Kementerian PPPA mencatat, pada 25 Agustus 2025 terdapat 105 anak ikut aksi di Jakarta. Dua hari kemudian, 28 Agustus, data menunjukkan 1 anak ikut aksi di Makassar, 39 anak di Bali, dan sekitar 110 anak dalam gelombang kedua demonstrasi di Jakarta. Pada 29 Agustus, tercatat 23 anak di Semarang, 25 anak di Yogyakarta, dan 56 anak di Surabaya.
Selain itu, beberapa daerah lain seperti Solo, Kediri, Cirebon, Bandung, Nusa Tenggara Barat, dan Palembang juga melibatkan anak-anak dalam aksi, meski jumlah pastinya masih dalam pendataan. Kemen PPPA memastikan koordinasi dengan Unit Pelaksana Teknis Daerah Perlindungan Perempuan dan Anak (UPTD PPA) untuk memberikan pendampingan sesuai kebutuhan.
“Selain itu, terdapat beberapa wilayah lain, seperti Solo, Kediri, Cirebon, Bandung, Nusa Tenggara Barat, dan Palembang yang masih belum teridentifikasi. Oleh karena itu, data-data tersebut bisa jadi masih akan berubah mengingat rekan-rekan di daerah saat ini juga masih terus memantau perkembangan situasi dan melakukan pendataan. Kemen PPPA telah berkomunikasi dengan Unit Pelaksana Teknis Daerah Perlindungan Perempuan dan Anak (UPTD PPA) di masing-masing wilayah untuk memastikan pendampingan sesuai kebutuhan bagi anak-anak yang terlibat dalam aksi demonstrasi,” ungkap Arifah.
Sebagai langkah perlindungan, Kemen PPPA juga membuka saluran pengaduan Sahabat Perempuan dan Anak (SAPA) 129 yang dapat diakses melalui telepon 129 atau WhatsApp 08111-129-129.

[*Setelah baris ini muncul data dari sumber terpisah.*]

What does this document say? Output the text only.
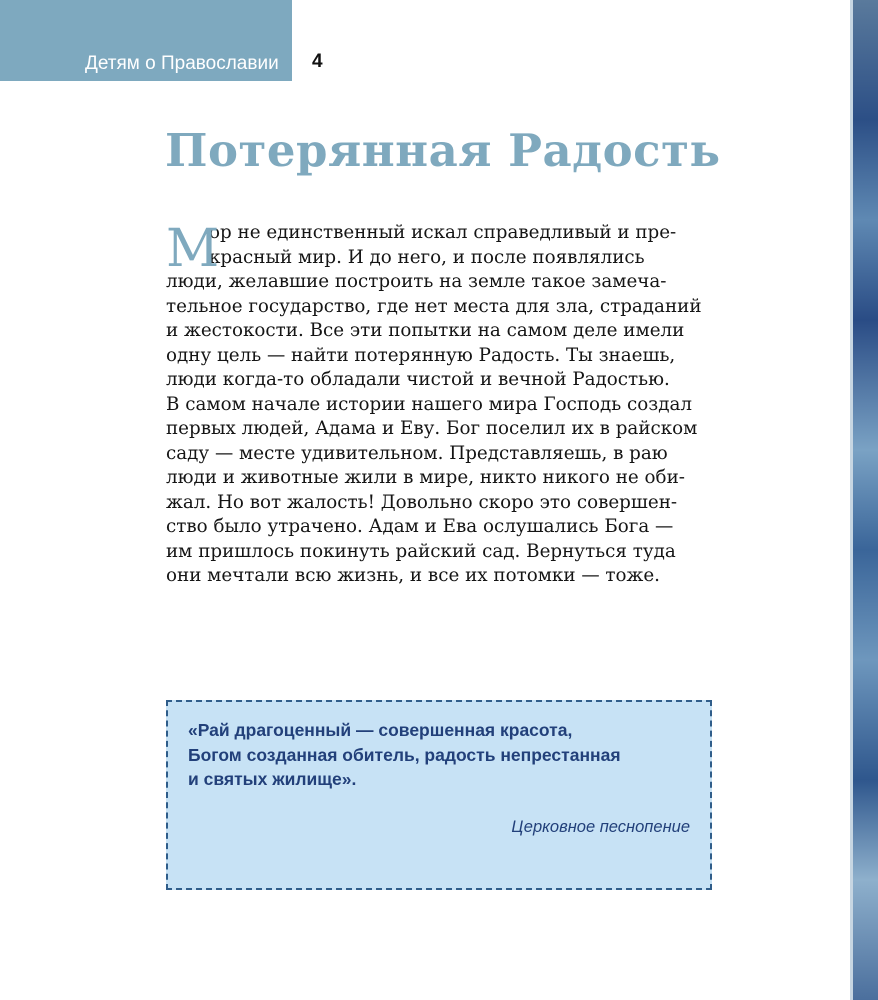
Детям о Православии 4
Потерянная Радость
М
ор не единственный искал справедливый и пре-
красный мир. И до него, и после появлялись
люди, желавшие построить на земле такое замеча-
тельное государство, где нет места для зла, страданий
и жестокости. Все эти попытки на самом деле имели
одну цель — найти потерянную Радость. Ты знаешь,
люди когда-то обладали чистой и вечной Радостью.
В самом начале истории нашего мира Господь создал
первых людей, Адама и Еву. Бог поселил их в райском
саду — месте удивительном. Представляешь, в раю
люди и животные жили в мире, никто никого не оби-
жал. Но вот жалость! Довольно скоро это совершен-
ство было утрачено. Адам и Ева ослушались Бога —
им пришлось покинуть райский сад. Вернуться туда
они мечтали всю жизнь, и все их потомки — тоже.
«Рай драгоценный — совершенная красота,
Богом созданная обитель, радость непрестанная
и святых жилище».
Церковное песнопение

Dari data terakhir, Andika Lutfi Fala tercatat sebagai satu-satunya korban jiwa berstatus anak dalam rangkaian aksi tersebut. Ia meninggal dunia setelah mendapat perawatan di Rumah Sakit TNI AL Dr. Mintohardjo akibat luka berat di kepala akibat benturan benda tumpul.
Berdasarkan keterangan, Andika diajak oleh seorang temannya untuk ikut aksi tanpa sepengetahuan keluarga maupun gurunya di sekolah. Kondisi semakin sulit karena Andika tidak memiliki telepon genggam ataupun kartu identitas setelah keduanya hilang saat ia mendaki gunung beberapa waktu sebelumnya.
Ayah korban, Abdul Gofur, menyampaikan rasa ikhlas atas kepergian putranya.
“Mungkin sudah takdirnya. Kami tidak menyalahkan siapapun dan tidak menuntut apapun, yang penting dia tenang di sana. Kalau dibilang sedih, sedih banget. Kenang-kenangan sama dia itu terbayang semua. Saya kalau masuk kamarnya tidak sanggup, terbayang semua. Saya sayang mungkin Allah lebih sayang,” ujarnya.